When she saw messages about 10 days ago while vacationing with her family in Florida, she quickly learned the basic details of a shooting in El Paso, Texas. Then, she tried to go back to her vacation.
“It is so frustrating that that is what we have to do today. You have to call and check in to make sure that your loved ones have not been impacted by a mass shooting,” she said in a recent interview with The Associated Press.
The next morning, she awoke to a fresh text onslaught. At first, she thought they still referred to El Paso, where 22 people died. But this time the messages were about Dayton, Ohio, a city about 60 miles from the Cincinnati office building where a gunman opened fire in September 2018 and where Austin begged a police officer to save her life.
“I know the city, and that makes it so much more real, combined with the fact that it was right on the heels of the one in El Paso,” Austin recounted in an interview, explaining she has friends who went to college in Dayton and friends who live there. “I just felt defeated. I started crying in bed.”

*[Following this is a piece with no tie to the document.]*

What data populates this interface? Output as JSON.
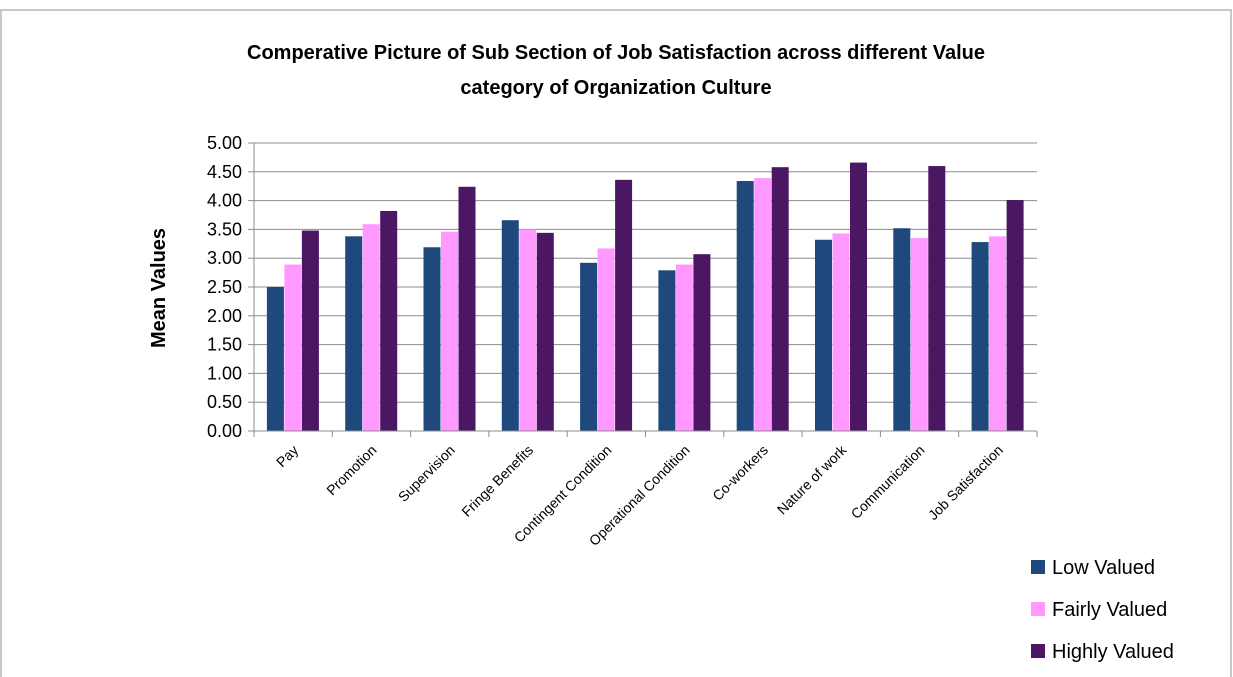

The Dayton gunman killed nine people Aug. 4, including his sister, before police killed him. It all happened within 13 hours of the Texas shooting.

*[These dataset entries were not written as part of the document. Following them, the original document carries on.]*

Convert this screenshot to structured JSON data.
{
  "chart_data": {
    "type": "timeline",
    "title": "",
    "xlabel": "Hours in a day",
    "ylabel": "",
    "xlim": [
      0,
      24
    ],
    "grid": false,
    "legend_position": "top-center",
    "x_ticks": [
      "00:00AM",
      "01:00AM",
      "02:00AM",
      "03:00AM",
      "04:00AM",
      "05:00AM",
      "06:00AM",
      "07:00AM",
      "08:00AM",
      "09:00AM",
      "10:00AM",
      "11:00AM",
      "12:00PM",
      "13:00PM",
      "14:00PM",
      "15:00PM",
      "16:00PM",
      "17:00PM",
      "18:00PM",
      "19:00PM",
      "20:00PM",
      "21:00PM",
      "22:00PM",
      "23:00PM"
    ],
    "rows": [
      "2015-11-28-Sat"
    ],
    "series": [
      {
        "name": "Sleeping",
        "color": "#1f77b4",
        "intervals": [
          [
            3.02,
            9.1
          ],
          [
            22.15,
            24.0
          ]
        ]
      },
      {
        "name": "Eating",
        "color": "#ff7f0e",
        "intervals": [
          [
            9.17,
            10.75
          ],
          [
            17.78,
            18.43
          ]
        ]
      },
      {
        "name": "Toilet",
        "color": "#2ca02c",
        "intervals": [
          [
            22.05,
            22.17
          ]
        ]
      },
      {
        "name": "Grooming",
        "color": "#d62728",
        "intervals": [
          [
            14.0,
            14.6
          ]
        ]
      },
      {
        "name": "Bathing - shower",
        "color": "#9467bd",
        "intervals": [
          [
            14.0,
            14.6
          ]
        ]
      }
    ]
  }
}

It’s not the first time that news of a shooting has put her in “a dark spot” as she continues to physically recover from the wounds that have required three surgeries so far and countless hours of therapy, physical and psychological.
It’s common for survivors of trauma to re-experience them when similar events occur, said Kate Chard, a professor of clinical psychiatry who heads the UC Health Stress Center in Cincinnati.

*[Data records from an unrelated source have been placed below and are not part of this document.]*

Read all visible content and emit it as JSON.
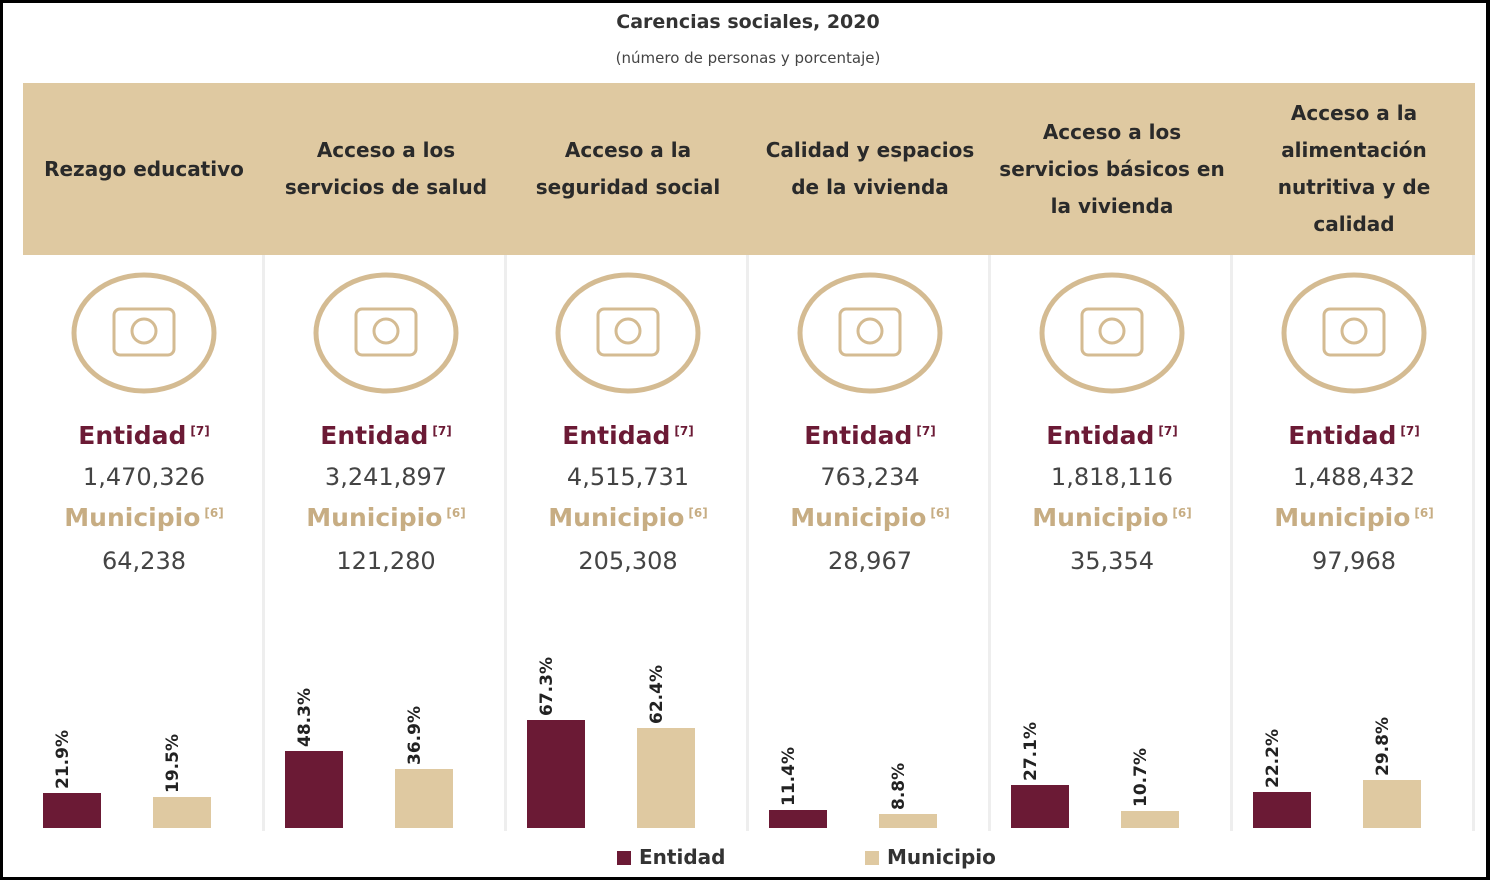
{
  "chart_data": {
    "type": "bar",
    "title": "Carencias sociales, 2020",
    "subtitle": "(número de personas y porcentaje)",
    "categories": [
      "Rezago educativo",
      "Acceso a los servicios de salud",
      "Acceso a la seguridad social",
      "Calidad y espacios de la vivienda",
      "Acceso a los servicios básicos en la vivienda",
      "Acceso a la alimentación nutritiva y de calidad"
    ],
    "series": [
      {
        "name": "Entidad",
        "note": "[7]",
        "color": "#6b1a35",
        "values": [
          21.9,
          48.3,
          67.3,
          11.4,
          27.1,
          22.2
        ],
        "value_labels": [
          "21.9%",
          "48.3%",
          "67.3%",
          "11.4%",
          "27.1%",
          "22.2%"
        ],
        "counts": [
          "1,470,326",
          "3,241,897",
          "4,515,731",
          "763,234",
          "1,818,116",
          "1,488,432"
        ]
      },
      {
        "name": "Municipio",
        "note": "[6]",
        "color": "#dfc9a1",
        "values": [
          19.5,
          36.9,
          62.4,
          8.8,
          10.7,
          29.8
        ],
        "value_labels": [
          "19.5%",
          "36.9%",
          "62.4%",
          "8.8%",
          "10.7%",
          "29.8%"
        ],
        "counts": [
          "64,238",
          "121,280",
          "205,308",
          "28,967",
          "35,354",
          "97,968"
        ]
      }
    ]
  }
}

“It can be very hard to move forward,” Chard said. She said it’s important to “normalize that it’s natural to have these emotions.”
Austin represents the wider damage gun violence leaves behind — the victims who survive but need months or years to heal. For example, Austin was one of two people wounded in Cincinnati shooting and in recent mass shootings, dozens were wounded in the Pulse nightclub attack in Orlando that killed 49, while hundreds were wounded in the Las Vegas shooting that killed 58.
In the wake of the Dayton shooting, Austin called and texted friends in the area to make sure they and their loved ones were OK.
“So a really hard day and it’s even more hard for all those that have been impacted,” Austin said in a video she made afterward. “I know it makes you feel out of control. It makes me feel out of control.”
She posted the video to the Facebook page for Whitney/Strong, an organization she started last year to reduce gun violence.
Just days after the shooting, Ohio Gov. Mike DeWine, a Republican, announced a package of gun control measures , including requiring background checks for nearly all gun sales in Ohio and allowing courts to restrict firearms access for people perceived as threats.
Austin, who has since left her bank job and lives in Louisville, Kentucky, met with DeWine in the past year. She hopes such responses will yield positive results.
“I realize that it is still an incremental process,” she said. “And I will take incremental process all day long over nothing.”
Associated Press journalist Angie Wang contributed.